Bulgaria has paid 880 million euro on bonds due on January 15, using the proceeds from new bonds issued in July 2012, Deputy Finance Minister Kalina Karaivanova said on January 10.
The Finance Ministry successfully sold five-year bonds worth 950 million euro in July, with the new issue carrying an annual coupon of 4.25 per cent. By comparison the bonds due on January 15 carried a coupon of 7.5 per cent.
After the payment, Bulgaria’s government debt stood at 6.15 billion euro, the equivalent of 14.75 per cent of gross domestic product, Karaivanova said.

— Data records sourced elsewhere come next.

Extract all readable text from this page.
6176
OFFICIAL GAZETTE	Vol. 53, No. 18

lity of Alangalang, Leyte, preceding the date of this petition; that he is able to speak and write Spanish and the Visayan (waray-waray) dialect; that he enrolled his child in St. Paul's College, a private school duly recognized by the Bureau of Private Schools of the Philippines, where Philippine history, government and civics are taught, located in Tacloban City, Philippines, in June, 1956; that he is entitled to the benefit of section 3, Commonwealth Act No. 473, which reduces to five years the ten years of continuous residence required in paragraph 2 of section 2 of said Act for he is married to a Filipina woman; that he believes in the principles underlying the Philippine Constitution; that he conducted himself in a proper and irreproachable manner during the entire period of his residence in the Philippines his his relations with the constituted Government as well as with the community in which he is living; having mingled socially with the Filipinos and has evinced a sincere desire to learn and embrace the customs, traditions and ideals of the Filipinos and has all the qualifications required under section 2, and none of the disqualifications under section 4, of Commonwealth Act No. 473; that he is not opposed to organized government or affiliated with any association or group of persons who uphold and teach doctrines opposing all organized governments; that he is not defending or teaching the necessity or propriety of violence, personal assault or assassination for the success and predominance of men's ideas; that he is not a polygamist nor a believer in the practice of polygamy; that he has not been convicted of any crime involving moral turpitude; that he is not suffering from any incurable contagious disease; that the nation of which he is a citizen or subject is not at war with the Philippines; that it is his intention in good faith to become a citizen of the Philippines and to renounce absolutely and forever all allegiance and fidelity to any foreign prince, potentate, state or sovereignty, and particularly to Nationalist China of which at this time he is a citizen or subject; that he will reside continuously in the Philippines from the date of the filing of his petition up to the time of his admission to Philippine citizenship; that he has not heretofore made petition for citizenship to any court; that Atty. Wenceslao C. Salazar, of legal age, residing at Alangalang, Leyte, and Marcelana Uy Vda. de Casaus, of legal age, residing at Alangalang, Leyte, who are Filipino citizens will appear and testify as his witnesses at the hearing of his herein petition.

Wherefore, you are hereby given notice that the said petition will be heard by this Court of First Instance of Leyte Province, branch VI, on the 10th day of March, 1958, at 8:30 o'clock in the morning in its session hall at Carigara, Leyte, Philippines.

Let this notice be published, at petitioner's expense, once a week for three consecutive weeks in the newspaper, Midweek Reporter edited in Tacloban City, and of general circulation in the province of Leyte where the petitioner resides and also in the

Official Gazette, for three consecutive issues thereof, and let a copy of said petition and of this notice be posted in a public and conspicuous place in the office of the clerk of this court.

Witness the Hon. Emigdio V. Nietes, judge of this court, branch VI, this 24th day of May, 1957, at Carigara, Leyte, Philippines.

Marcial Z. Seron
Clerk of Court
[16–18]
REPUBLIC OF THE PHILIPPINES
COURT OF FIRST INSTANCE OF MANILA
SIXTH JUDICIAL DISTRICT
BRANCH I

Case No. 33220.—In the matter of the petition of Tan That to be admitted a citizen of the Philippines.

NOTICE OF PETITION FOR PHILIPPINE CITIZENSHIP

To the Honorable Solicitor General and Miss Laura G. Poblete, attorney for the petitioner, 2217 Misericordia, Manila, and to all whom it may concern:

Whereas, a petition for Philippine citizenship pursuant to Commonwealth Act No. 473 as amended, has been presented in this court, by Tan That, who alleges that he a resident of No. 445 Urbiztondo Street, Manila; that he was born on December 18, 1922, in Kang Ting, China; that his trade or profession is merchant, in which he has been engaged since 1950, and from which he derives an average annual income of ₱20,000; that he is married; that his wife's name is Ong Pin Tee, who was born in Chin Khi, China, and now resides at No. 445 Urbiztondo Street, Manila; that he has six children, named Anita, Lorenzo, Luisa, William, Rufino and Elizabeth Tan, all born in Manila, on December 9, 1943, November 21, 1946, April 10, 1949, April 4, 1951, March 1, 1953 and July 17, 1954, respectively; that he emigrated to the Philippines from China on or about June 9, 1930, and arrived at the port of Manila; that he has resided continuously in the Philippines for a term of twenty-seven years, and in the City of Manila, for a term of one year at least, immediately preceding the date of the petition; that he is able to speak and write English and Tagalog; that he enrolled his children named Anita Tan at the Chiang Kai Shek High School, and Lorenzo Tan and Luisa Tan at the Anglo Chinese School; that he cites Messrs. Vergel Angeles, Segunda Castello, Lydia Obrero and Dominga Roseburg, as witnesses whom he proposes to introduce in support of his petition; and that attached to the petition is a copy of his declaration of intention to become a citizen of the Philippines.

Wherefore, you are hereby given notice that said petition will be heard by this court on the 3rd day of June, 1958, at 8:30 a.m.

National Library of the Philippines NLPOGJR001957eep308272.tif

Last year’s bond issue was Bulgaria’s first foray on international markets and was praised for its good timing, taking advantage of swelling market optimism in the wake of a European Council decision to recapitalise ailing banks, but also strong domestic Budget data.
The debt now being paid off was issued in 2002 by the Simeon Saxe-Coburg cabinet to swop for US dollar-denominated Brady bonds. It had an immediate effect of reducing currency risk, but the subsequent devaluation of the US dollar versus the euro cost Bulgarian taxpayers about a billion leva over the lifetime of the bonds, an inquest by the Finance Ministry found in 2011.
Bulgaria’s next major debt repayment is due in January 2015, when the country has to repay bonds worth $1.1 billion (the interest coupon on that debt is 8.25 per cent).
The Cabinet had no plans to seek funding on international markets this year, but planned to sell 1.1 billion leva worth of debt on the domestic market, Karaivanova said.